Chapitre 44

Mishi n'avait pas hésité avant de sauter à l'eau. Bien sûr, elle se sentait mal pour Leerian qui angoissait si facilement. Elle avait une pensée pour son ami – ou son petit ami ?! – qui était resté sur l'ile, seule avec Danayelle. Si elle avait pu l'emmener avec lui, elle l'aurait fait. Mais il avait peur de l'eau. Et comment lui en vouloir ? Il s'était noyé ! Mishi n'avait donc pas le choix ; ce bout d'aventure, elle devait le faire elle-même, sans l'aide de personne.

C'était peut-être dangereux. Peut-être avait-il raison de s'inquiéter. Mais Mishi ne voyait pas les choses de cette façon. Après tout, elle était enfin où elle avait voulu être toute sa vie ; dans la mer Maras ! La mer qui avait vu naître sa mère ! Elle allait peut-être croiser des membres de sa famille, qui sait !

Mishi nageait à une dizaine de mètres de profondeur seulement, faisant très attention à faire une ligne droite. Elle avait conscience du courant qui tentait de la pousser de sa trajectoire, mais elle luttait, par la puissance de ses battements de queue. Ici, la lumière du soleil était présente, baignant l'eau d'une intense couleur bleue. Des poissons, des tortues, des dauphins, tous passaient près d'elle avec indifférence. Elle remarqua même, à deux reprises, des petits requins. Mishi était émerveillé. Ça n'avait rien à voir avec ce qu'elle avait expérimenté dans la mer Gardas, quelques jours plus tôt. Ici, l'eau était plus chaude, tout était plus vif, plus vivant. C'était magnifique !

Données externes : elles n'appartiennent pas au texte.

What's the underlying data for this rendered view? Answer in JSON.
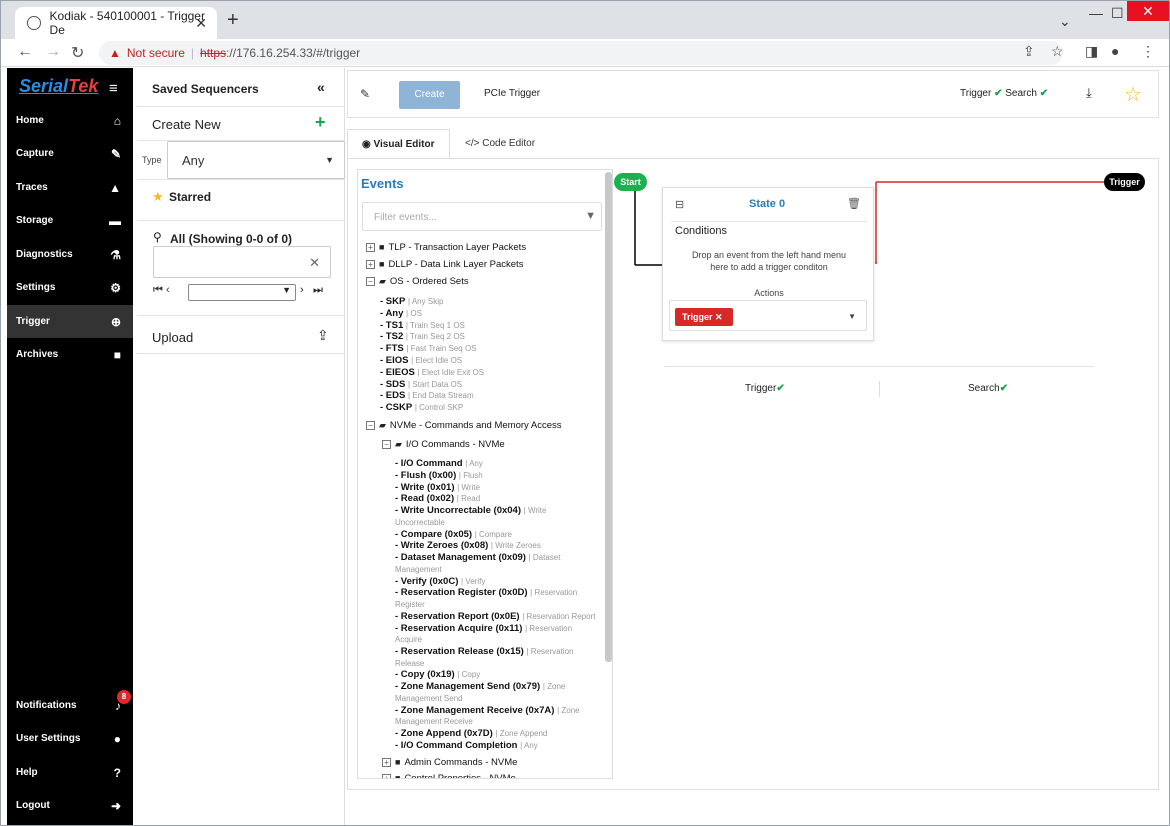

Un étrange bruit assourdi attira son attention vers la surface. Une forme sombre se déplaçait rapidement, faisant onduler des vagues tout autour de sa trajectoire. Un bateau. Et un grand, à en juger de sa coque. Mishi sourit, puis battit de la queue pour remonter. Elle se fit une certaine distance de sécurité, ne voulant jaillir directement à côté. Elle avait conscience que c'était dangereux de se montrer.

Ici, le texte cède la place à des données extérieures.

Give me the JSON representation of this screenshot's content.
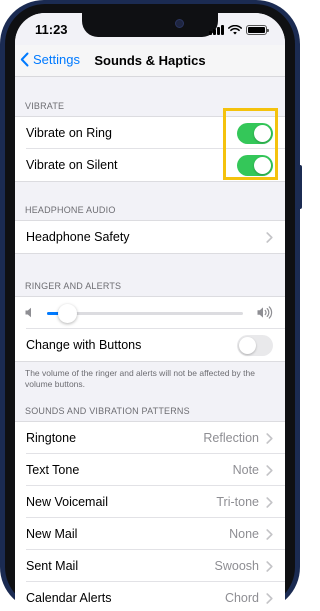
{
  "status_bar": {
    "time": "11:23",
    "battery_level": 1.0
  },
  "nav": {
    "back_label": "Settings",
    "title": "Sounds & Haptics"
  },
  "vibrate": {
    "header": "VIBRATE",
    "rows": [
      {
        "label": "Vibrate on Ring",
        "on": true
      },
      {
        "label": "Vibrate on Silent",
        "on": true
      }
    ]
  },
  "headphone": {
    "header": "HEADPHONE AUDIO",
    "rows": [
      {
        "label": "Headphone Safety"
      }
    ]
  },
  "ringer": {
    "header": "RINGER AND ALERTS",
    "volume_level": 0.1,
    "change_with_buttons": {
      "label": "Change with Buttons",
      "on": false
    },
    "footnote": "The volume of the ringer and alerts will not be affected by the volume buttons."
  },
  "patterns": {
    "header": "SOUNDS AND VIBRATION PATTERNS",
    "rows": [
      {
        "label": "Ringtone",
        "value": "Reflection"
      },
      {
        "label": "Text Tone",
        "value": "Note"
      },
      {
        "label": "New Voicemail",
        "value": "Tri-tone"
      },
      {
        "label": "New Mail",
        "value": "None"
      },
      {
        "label": "Sent Mail",
        "value": "Swoosh"
      },
      {
        "label": "Calendar Alerts",
        "value": "Chord"
      }
    ]
  },
  "colors": {
    "accent": "#007aff",
    "toggle_on": "#34c759",
    "highlight": "#f4c20d",
    "phone_frame": "#1b2b52"
  }
}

À vingt mètres du bateau, la tête de Mishi sortit de l'eau. Elle prit une grande inspiration – ça faisait plus d'une demi-heure qu'elle n'avait plus respiré – puis s'abaissa à nouveau pour ne laisser dépasser que ses yeux. Ce n'était pas un trois-mâts, mais il semblait fait relativement pareil. Un peu plus petit, avec un seul mat, les voiles toutes dehors. Mishi était trop loin pour juger exactement de son équipage. Était-ce des hommes ou des elfes ? À cette distance, il lui était impossible à dire. Si ça se trouve, c'étaient encore des pirates.

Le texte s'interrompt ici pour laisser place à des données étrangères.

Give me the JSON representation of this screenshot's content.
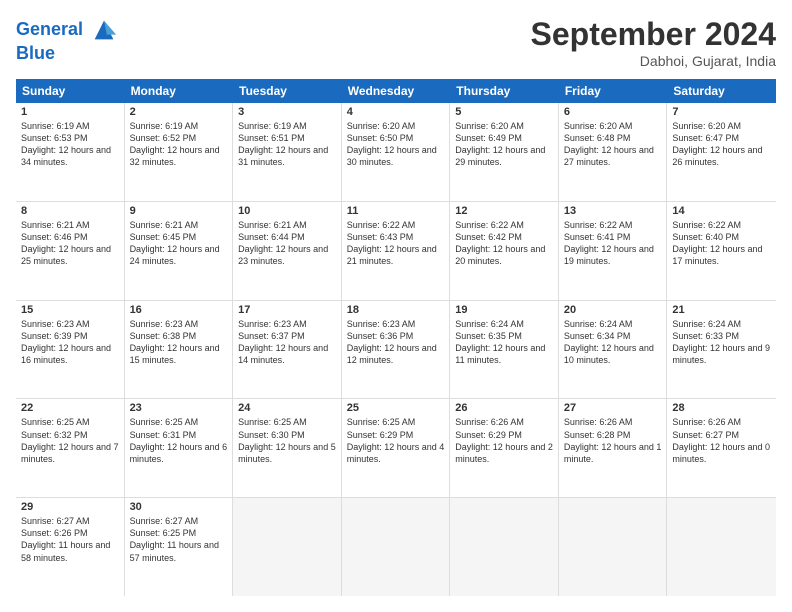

Mishi voulut regarder de plus près. Elle s'avança doucement, nageant lentement de ses bras pour rester à la surface, les yeux rivés sur l'un des marins. Il marchait, elle le voyait de profile. Elle fixait son oreille. Plus elle approchait, plus elle l'apercevait distinctement. Elle avait besoin de savoir à quelle race elle avait à faire...

Soudain, Mishi sentit quelque chose l'attraper par la pointe de sa queue et la tirer vers les profondeurs. Elle hurla, avala de l'eau, et coula sur plusieurs mètres. Depuis le bateau, des matelots tournèrent la tête vers l'origine du bruit, sans rien remarquer.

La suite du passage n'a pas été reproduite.